En effet, pour inverser la tendance, le Groupe de la Banque mondiale et le Groupe de la Banque africaine de développement ont lancé en 2024 l’initiative « Mission 300 ». L’objectif est clair : donner accès à l’électricité à 300 millions de personnes supplémentaires en Afrique subsaharienne à l’horizon 2030. Car le problème dépasse le simple raccordement. Dans de nombreux pays, un centre de santé ne peut pas conserver ses vaccins ni assurer des soins la nuit faute d’un courant fiable. Une école ne parvient pas à utiliser les outils numériques. Une petite entreprise doit recourir à un groupe électrogène coûteux. Une exploitation agricole ne peut ni pomper l’eau, ni conserver ses récoltes, ni les transformer sur place.
Ainsi, Mission 300 intervient sur l’ensemble de la chaîne électrique. L’initiative soutient les investissements dans la production, le transport et la distribution. Elle finance l’extension des réseaux nationaux, le déploiement de mini-réseaux et les solutions solaires autonomes. Elle accompagne aussi le développement des systèmes de stockage, la mise en œuvre de réformes sectorielles, l’amélioration de la performance des compagnies d’électricité et la mobilisation de financements publics et privés.
L’ambition affichée est de réduire de moitié, en quelques années, le nombre de personnes privées d’électricité en Afrique subsaharienne. Mais pour les porteurs du projet, la connexion seule ne suffit pas. Pour avoir un impact durable, l’électricité doit répondre à trois conditions : être disponible, fiable et financièrement accessible. C’est à ce prix qu’elle pourra améliorer la qualité des services publics, renforcer la compétitivité des entreprises et favoriser la création d’emplois.

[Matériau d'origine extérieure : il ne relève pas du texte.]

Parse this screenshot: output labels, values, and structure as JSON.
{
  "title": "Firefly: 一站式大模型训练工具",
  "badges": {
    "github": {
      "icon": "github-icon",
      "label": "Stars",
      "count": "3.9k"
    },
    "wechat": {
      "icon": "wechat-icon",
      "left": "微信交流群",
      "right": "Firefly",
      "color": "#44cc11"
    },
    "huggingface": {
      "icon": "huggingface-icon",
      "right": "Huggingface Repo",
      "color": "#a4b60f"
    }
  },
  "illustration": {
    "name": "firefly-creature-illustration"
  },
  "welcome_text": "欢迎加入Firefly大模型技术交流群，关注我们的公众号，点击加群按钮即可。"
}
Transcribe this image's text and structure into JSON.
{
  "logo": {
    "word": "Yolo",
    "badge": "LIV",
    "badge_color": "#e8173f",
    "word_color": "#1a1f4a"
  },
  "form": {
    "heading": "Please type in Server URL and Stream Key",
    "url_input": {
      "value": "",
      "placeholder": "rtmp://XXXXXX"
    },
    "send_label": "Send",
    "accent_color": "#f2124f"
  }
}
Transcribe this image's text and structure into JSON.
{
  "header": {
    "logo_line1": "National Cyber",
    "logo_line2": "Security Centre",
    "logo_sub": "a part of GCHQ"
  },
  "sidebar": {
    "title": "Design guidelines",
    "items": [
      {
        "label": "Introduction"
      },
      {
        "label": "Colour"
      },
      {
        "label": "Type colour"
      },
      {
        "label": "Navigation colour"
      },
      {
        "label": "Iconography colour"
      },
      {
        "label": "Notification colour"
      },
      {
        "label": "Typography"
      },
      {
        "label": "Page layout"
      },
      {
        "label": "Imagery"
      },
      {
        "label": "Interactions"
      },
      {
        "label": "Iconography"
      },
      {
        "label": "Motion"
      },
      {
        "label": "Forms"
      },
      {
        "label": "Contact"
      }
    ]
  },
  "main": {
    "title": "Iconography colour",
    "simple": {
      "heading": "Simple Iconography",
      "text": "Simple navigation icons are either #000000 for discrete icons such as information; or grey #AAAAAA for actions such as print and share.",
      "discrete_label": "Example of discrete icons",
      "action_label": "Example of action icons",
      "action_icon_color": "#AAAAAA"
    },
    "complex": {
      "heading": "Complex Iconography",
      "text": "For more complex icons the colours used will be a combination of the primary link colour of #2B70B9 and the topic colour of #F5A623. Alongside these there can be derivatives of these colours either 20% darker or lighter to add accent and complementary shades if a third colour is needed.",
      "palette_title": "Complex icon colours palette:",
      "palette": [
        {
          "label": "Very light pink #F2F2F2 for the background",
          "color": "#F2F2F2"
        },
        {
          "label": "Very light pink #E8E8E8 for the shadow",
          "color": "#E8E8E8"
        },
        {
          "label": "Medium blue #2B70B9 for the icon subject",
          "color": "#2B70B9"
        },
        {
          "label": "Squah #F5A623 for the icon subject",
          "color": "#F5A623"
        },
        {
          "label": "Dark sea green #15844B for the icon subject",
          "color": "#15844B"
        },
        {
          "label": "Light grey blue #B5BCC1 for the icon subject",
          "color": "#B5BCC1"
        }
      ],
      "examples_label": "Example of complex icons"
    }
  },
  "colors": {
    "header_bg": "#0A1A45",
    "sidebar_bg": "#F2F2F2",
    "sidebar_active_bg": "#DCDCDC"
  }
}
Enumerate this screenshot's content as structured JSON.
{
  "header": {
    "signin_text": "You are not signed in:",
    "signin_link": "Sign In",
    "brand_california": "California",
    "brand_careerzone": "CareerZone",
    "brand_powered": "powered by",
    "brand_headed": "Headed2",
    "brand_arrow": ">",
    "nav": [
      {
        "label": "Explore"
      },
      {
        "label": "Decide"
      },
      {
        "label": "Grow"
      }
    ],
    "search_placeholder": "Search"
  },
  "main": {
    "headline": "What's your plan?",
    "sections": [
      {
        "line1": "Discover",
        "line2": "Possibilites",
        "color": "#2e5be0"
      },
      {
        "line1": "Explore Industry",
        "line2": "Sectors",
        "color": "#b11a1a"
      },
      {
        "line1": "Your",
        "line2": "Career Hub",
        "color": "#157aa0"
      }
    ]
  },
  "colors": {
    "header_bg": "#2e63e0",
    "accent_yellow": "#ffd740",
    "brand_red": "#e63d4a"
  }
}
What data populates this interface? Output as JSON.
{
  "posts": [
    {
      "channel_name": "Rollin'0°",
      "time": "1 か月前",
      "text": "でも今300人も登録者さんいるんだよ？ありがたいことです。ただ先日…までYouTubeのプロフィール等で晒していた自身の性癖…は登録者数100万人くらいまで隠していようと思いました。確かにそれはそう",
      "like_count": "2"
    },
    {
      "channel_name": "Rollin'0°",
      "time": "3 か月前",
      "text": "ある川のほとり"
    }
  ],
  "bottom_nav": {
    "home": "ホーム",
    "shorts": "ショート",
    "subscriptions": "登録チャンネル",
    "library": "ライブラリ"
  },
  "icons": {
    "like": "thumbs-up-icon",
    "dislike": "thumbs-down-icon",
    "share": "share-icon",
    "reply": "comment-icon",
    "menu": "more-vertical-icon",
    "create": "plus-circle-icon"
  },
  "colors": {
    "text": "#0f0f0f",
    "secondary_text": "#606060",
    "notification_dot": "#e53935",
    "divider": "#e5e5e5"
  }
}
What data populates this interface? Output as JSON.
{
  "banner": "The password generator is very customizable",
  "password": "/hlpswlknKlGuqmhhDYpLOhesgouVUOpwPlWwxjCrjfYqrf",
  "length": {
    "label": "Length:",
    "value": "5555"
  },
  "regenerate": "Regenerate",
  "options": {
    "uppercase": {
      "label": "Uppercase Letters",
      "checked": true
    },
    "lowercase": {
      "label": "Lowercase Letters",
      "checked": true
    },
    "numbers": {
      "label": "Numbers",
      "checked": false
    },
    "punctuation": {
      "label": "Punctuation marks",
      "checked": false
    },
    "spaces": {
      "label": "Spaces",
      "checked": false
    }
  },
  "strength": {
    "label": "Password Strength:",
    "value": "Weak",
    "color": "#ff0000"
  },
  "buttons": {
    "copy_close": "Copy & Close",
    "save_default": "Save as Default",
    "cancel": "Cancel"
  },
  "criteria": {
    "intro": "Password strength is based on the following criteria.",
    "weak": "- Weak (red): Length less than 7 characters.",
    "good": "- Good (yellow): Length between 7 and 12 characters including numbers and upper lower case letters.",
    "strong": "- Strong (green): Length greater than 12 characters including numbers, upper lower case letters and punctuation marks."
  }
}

Par ailleurs, le chiffre 300 désigne le nombre de bénéficiaires visés, en terme de. millions. Il ne s’agit ni d’un budget, ni d’un nombre de centrales à construire. La répartition de l’effort entre les deux institutions notamment la BM et la BAD est précise. 250 millions de personnes pour la Banque mondiale et 50 millions pour la Banque africaine de développement.
Rappelons qu’avec Mission 300, la Banque mondiale et la Banque africaine de développement misent sur une approche systémique pour combler l’un des plus grands freins au développement du continent.